Notes from a small island
A weblog by Jonathan Ali


Sunday, December 15, 2002  

The UK Guardian again. (Forgive me, I've a whole heap of issues of the actual newspaper in my hands). This time it's the review of the Kurt Cobain journals, available in print for the first time since his death and written in Cobain's own chaotic scrawl. As such, it's fascinating,

'But is it worthwhile literature? Well, certain passages stand out...Then things start to deteriorate. There is a lot of tedious twaddle about the liberating spirit of punk rock that would not be worth the space even in a fanzine. Then fame happens and the tone suddenly turns very petulant and whingey. By the time heroin enters the picture - just over half-way through - Cobain's capacity for objective reasoning has been shot to hell. He tries to write, on occasion, like his hero William Burroughs circa Naked Lunch and the results are just pitiful. Towards the end, his self-loathing is overwhelming. He expresses a psychotic hatred of English journalists, alienates all his old cronies, drops constant hints that he is not long for this world and tries to tell himself that he's addicted to heroin simply because the drug helps alleviate his chronic stomach condition. There are several entries where he tries to express the torment of what drug addiction and depression are putting him through, but too often he settles on a position not a million miles from flat-out denial.'

This is precisely why I have no interest whatsoever in these journals. Kurt Cobain had the gift of being able to distil his tortured life into three and four minute sonic riots that mixed pathos and irony, self-deprecation and wry observation, cynicism and heartfelt passion. Songs that - and here was the essence of Cobain's genius - knew the difference between true angst and the ersatz drivel that a thousand imitators began churning out almost the instant "Smells Like Teen Spirit" landed on MTV.

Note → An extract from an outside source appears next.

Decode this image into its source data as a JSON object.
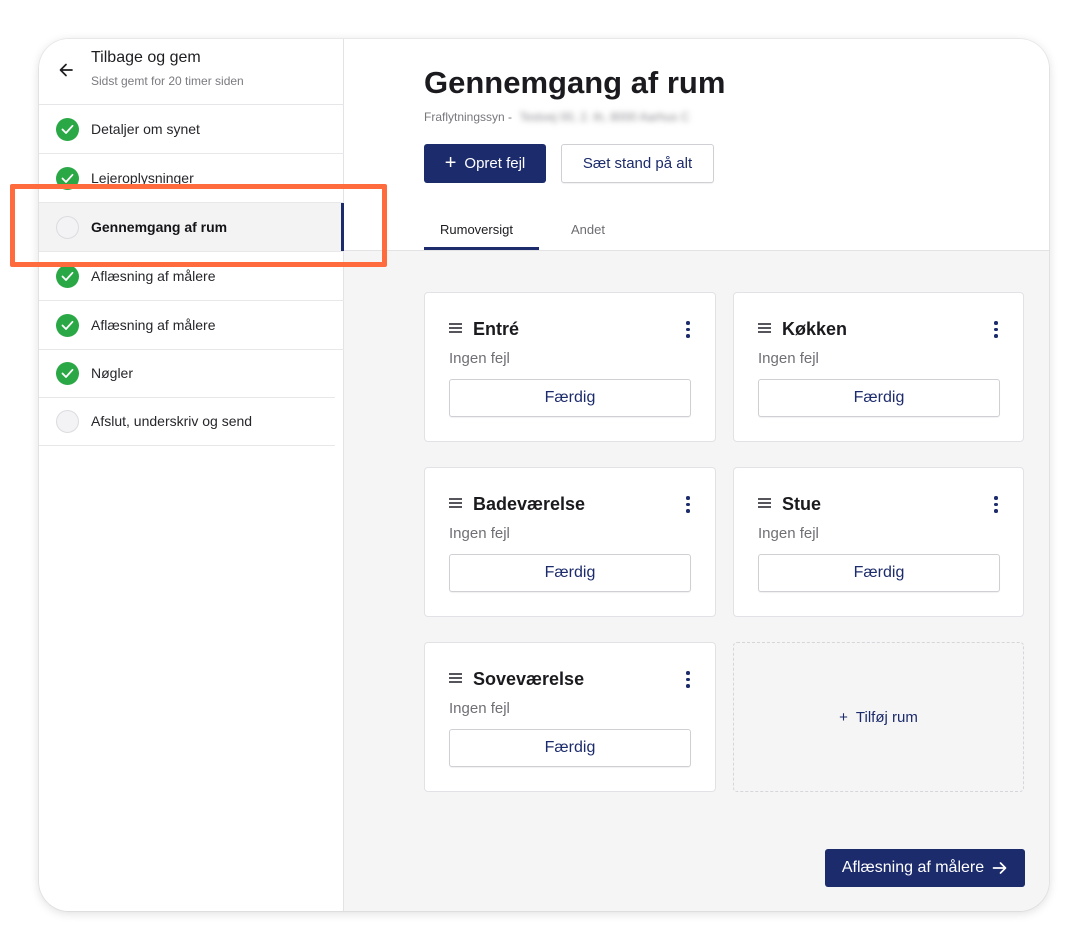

So why would I want to shatter the myth of the latter-day Hamlet, the modern Meursault, by reading the actual man's whiney quotidian rantings? Today the art is no longer enough, we need to satisfy our prurient cravings for the details of the artist's life any way we can. Certainly knowing something of the life can make experiencing the art more satisfying, but surely one can go too far, particularly if it detracts from the experience, the understanding, what the art itself is trying to say.

The music makes the man, and that is all I need.